Mr. Speaker, the government owes Canadian women economic justice. Equal pay for work of equal value is a fundamental human right. However, today, women in Canada continue to be paid far less than men for work of equal value. To fix this injustice, in February 2016 I moved a motion in this House to create a special committee on pay equity to implement the recommendations of the 2004 pay equity task force. That was adopted by this House and by the government opposite. A year ago that committee on pay equity tabled a report called “It's Time to Act”. It called for pay equity legislation to be tabled in June 2017. That is now. I did not think that a year later the government would still not have legislated equal pay for work of equal value.
The effects on women are real. Since 2004, the gender wage gap has cost Canadian women $640 billion in lost wages. That is $640 billion that successive Canadian governments owe Canadian women because of Liberal and Conservative failures to act. Without pay equity, that amount is growing every day. On average, women working in Canada full time year-round make only 77% of what their male counterparts earn.
I will list many more ways that this impacts women. Women have to work 14 additional years to earn the same pay that a man earns by age 65. Women do not earn enough during their working years, so when they retire, disproportionately, senior women fall into poverty in Canada. Early childhood educators often do not earn enough, so they either leave the profession or else they have to rely on a spouse to supplement and support them. Women are expected to take time out of the workforce to care for children and seniors, because they earn a lower wage than their male partner. Women are forced to work insecure jobs because they do not have enough savings to wait for better work. The low minimum wage means that women often cannot get themselves out of poverty. Women who are indigenous, visible minorities, transgendered, or living with disabilities experience an even wider wage gap.
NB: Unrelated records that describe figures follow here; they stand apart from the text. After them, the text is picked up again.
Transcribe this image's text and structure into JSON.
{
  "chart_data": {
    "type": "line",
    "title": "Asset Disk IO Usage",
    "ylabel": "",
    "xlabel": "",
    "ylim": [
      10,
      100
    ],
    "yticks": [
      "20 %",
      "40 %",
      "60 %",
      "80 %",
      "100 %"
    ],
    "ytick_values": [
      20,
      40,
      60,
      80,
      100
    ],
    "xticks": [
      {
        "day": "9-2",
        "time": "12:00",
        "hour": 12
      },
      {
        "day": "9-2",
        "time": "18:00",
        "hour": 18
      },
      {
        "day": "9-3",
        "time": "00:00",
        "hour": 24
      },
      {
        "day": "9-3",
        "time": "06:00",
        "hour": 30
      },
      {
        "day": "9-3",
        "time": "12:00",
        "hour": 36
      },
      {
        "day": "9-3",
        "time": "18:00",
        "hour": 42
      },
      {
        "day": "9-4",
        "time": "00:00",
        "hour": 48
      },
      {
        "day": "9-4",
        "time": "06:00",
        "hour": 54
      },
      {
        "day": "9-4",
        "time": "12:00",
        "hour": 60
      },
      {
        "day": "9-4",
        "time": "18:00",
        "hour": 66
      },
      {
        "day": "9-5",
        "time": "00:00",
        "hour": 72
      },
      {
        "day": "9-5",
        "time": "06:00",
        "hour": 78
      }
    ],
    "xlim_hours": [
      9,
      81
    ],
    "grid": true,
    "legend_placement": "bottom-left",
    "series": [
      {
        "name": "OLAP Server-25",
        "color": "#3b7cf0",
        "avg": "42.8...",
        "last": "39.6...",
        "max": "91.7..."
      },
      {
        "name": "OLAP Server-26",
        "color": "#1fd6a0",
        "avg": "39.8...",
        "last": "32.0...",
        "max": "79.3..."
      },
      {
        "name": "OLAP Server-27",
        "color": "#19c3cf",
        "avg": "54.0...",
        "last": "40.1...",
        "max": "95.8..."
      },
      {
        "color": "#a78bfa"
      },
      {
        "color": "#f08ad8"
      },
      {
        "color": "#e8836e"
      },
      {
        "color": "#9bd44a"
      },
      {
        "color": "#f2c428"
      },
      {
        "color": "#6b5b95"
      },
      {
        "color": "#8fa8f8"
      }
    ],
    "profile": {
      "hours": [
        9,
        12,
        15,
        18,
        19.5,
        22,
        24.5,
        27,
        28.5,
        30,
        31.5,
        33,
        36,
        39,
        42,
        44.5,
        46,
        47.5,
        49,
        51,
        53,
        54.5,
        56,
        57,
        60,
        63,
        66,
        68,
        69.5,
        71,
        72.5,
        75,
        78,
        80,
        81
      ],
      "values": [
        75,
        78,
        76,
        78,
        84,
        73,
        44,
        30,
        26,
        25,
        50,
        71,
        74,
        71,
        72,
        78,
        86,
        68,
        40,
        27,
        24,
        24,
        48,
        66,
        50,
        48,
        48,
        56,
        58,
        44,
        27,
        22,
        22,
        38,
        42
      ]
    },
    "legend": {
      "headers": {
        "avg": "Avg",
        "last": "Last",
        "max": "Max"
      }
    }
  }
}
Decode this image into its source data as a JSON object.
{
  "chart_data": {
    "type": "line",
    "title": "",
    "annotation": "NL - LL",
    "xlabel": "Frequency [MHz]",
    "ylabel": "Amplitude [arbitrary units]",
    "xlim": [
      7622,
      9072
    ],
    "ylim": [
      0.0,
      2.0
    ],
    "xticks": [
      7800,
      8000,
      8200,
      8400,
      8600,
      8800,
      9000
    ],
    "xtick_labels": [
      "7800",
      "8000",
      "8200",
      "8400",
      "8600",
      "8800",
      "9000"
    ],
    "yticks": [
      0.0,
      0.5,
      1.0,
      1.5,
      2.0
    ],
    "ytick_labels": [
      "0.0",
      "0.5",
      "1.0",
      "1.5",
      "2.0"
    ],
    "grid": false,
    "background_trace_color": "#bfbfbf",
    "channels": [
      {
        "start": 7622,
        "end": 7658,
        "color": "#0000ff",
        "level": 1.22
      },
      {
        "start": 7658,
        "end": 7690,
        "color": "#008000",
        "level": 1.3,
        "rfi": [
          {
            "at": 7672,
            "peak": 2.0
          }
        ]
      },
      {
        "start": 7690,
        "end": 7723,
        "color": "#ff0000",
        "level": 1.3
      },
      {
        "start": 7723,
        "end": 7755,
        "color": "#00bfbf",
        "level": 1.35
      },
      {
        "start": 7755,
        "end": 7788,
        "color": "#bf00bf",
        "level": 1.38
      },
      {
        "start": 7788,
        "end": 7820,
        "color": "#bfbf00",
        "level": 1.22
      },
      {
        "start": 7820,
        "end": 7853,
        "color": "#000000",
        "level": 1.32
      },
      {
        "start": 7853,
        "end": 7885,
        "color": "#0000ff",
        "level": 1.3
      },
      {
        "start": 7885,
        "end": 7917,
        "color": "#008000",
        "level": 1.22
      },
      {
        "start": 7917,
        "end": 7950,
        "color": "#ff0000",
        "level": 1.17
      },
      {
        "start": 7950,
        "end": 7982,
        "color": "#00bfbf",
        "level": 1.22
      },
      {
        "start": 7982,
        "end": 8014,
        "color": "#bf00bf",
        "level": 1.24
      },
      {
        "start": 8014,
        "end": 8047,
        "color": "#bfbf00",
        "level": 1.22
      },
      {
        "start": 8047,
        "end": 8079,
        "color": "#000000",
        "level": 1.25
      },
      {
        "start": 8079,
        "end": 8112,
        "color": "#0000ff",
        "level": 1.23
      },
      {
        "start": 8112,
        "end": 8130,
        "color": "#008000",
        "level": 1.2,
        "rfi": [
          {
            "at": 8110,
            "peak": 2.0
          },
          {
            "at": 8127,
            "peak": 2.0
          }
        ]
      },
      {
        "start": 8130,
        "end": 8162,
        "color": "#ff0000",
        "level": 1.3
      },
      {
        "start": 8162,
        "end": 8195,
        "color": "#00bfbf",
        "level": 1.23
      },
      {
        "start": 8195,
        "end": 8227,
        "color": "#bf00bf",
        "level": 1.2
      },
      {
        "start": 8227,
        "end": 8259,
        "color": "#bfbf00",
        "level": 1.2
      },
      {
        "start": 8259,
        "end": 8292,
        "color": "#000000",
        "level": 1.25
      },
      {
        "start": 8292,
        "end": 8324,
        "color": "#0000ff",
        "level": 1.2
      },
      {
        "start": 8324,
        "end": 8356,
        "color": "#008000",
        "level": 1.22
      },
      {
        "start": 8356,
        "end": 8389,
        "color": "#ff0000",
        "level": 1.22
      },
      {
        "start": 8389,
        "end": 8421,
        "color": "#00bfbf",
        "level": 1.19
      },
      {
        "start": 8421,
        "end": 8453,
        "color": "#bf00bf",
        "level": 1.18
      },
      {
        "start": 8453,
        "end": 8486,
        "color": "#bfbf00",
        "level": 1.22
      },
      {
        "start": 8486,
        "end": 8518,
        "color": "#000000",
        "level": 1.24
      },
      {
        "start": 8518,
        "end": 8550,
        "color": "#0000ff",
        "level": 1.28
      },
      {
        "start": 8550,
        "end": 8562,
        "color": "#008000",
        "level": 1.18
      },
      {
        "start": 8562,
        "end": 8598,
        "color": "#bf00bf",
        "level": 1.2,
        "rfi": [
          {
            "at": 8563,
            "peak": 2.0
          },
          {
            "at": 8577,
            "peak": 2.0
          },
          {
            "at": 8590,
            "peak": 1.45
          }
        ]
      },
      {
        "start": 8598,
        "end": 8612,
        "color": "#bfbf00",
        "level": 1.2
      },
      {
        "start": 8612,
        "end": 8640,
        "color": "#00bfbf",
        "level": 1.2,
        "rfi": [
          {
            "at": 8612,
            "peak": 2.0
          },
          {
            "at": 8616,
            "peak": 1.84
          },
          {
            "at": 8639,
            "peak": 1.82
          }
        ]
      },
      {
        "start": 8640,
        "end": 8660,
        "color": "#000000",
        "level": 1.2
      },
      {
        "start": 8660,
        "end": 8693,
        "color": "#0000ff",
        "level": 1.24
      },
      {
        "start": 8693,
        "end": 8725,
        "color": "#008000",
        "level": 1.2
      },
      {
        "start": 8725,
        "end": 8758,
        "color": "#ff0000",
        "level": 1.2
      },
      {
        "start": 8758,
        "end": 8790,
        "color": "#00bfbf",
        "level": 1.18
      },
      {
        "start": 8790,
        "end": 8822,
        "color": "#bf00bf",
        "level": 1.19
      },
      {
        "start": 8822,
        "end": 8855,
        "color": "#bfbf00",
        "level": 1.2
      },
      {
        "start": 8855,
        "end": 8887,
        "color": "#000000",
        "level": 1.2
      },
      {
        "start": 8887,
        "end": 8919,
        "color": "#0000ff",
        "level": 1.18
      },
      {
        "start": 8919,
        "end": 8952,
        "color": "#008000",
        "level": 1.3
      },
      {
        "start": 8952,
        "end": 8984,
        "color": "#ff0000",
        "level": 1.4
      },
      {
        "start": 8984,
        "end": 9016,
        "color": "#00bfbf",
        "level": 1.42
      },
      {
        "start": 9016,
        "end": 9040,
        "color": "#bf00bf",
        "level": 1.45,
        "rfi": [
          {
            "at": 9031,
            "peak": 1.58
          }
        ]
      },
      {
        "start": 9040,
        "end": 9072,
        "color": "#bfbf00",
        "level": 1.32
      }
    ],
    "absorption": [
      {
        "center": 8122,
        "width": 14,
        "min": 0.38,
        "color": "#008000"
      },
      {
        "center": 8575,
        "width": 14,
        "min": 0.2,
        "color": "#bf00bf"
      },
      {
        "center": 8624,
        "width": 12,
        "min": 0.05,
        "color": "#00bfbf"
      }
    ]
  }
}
What is the government doing? It is delaying justice again for women for no good reason. Oxfam Canada told the status of women committee this year that there are no barriers to the government moving forward with pay equity legislation now.
The government could follow the good examples of provinces that have proactive pay equity legislation, like Ontario and Quebec. My aunt, Kim Malcolmson, a social justice activist and feminist, was one of Ontario's first pay equity workers when its commission was established in the early 1980s.
I will keep fighting, as many generations of women have before, so that women have equal pay for work of equal value, no matter where they live in Canada. The current government is what is holding that process up. Thirteen years have passed since the Liberal 2004 pay equity task force report. It was a comprehensive blueprint for pay equity. A three-year study, with 113 recommendations, it stands up very well in the House, which supported it again a year and a half ago.
Barb Byers, former secretary-treasurer of the Canadian Labour Congress, testified at the special committee on pay equity. She said:
Let us also be mindful that women have been waiting for longer than 12 years. We've been waiting for decades and decades, and while we wait, the debt owed to those who are caught in the wage gap continues to mount. These are women with children to raise, women who deserve a dignified retirement....
Therefore, my question for the government is this. When exactly will it listen and introduce proactive pay equity legislation so that women will get the justice they deserve?